In my JSON dataset, I have entries like this one:

  "animal_id": 613,
  "animal_name": "Cockatiel",
  "slug": "cockatiel",
  "data": {
    "scientific_classification": {
      "Kingdom": "Animalia",
      "Phylum": "Chordata",
      "Class": "Aves",
      "Order": "Psittaciformes",
      "Family": "Cacatuidae",
      "Genus": "Nymphicus",
      "Scientific Name": "Nymphicus hollandicus"
    "locations": [
    "facts": {
      "Prey": "Terrestrial insects",
      "Fun Fact": "They have crests that rise or fall depending on their emotions",
      "Estimated Population Size": "Undetermined, but conservation status is least concern",
      "Biggest Threat": "Birds of prey",
      "Most Distinctive Feature": "Its cheek patches",
      "Other Name(s)": "Weiro bird, quarrion",
      "Wingspan": "11.8 to 13.7 inches",
      "Incubation Period": "17 to 23 days",
      "Litter Size": "Five",
      "Habitat": "Scrub, bush, wetlands",
      "Predators": "Raptors",
      "Diet": "Herbivore",
      "Type": "Bird",
      "Common Name": "Cockatiel",
      "Number Of Species": "1",
      "Location": "Australia",
      "Average Clutch Size": "5",
      "Nesting Location": "Tree cavities",
      "Age of Molting": "Three to five weeks"
    "physical_characteristics": {
      "Color": "Grey, Yellow, White, Orange",
      "Skin Type": "Feathers",
      "Top Speed": "43 mph",
      "Lifespan": "As long as 35 years, average between 15 and 25 or longer in captivity",
      "Weight": "3.17 ounces",
      "Length": "9.84 to 13.8 inches"

My goal is to download the complete GBIF dataset for animals only once so that I can sort it out without having to call APIs every time I need species information. I’m looking for some guidance on how to go about this. Is there a straightforward way to download the entire dataset?

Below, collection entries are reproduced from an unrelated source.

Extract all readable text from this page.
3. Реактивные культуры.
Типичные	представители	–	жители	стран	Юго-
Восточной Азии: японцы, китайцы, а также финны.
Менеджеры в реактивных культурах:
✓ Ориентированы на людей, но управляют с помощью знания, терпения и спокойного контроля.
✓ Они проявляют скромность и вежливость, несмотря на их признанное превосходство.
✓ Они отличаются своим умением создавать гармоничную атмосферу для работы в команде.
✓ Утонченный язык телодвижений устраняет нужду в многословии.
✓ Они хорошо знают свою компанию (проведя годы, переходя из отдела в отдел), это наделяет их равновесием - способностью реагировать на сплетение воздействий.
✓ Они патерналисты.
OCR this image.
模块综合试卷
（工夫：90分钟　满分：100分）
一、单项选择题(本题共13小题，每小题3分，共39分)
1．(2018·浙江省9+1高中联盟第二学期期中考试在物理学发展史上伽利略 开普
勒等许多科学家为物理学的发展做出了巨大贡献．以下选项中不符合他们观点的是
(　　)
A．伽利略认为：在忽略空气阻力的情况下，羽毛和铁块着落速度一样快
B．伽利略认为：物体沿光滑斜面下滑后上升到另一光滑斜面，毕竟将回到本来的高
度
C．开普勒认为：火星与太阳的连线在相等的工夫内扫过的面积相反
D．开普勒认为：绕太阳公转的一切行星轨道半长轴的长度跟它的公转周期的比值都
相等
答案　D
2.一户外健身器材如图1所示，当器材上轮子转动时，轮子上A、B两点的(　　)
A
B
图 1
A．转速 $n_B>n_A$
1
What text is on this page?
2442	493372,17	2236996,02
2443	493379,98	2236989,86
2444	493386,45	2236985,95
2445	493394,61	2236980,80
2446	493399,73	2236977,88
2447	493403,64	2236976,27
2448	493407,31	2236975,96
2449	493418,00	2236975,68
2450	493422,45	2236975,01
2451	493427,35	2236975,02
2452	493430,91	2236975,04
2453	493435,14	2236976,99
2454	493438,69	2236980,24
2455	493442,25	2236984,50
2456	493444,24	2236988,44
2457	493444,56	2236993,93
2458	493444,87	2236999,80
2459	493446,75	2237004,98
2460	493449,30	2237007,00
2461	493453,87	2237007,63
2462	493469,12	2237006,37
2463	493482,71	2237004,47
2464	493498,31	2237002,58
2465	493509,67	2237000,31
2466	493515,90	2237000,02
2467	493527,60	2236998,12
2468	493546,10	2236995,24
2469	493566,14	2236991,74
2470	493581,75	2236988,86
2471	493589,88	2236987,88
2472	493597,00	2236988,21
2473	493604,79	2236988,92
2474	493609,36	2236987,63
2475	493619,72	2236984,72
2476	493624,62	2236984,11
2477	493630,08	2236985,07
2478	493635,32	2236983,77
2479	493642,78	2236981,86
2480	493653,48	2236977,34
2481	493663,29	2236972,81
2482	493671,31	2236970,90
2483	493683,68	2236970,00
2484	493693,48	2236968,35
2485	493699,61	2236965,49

I’d appreciate any help or advice you can offer. Thanks a bunch for your time and support!

You can download all the Animal occurrences from the GBIF website. Here is a selection for all the Animals in the occurrence search interface: Search. Click on the “download” tab and select the download format. This will generate a download with citable DOI.

If you only want to download the species information (available on the species pages), please refer to this other thread: API Offset Limit


I’m going to check and find out which dataset is best for me, it’s over 1TB and there a few!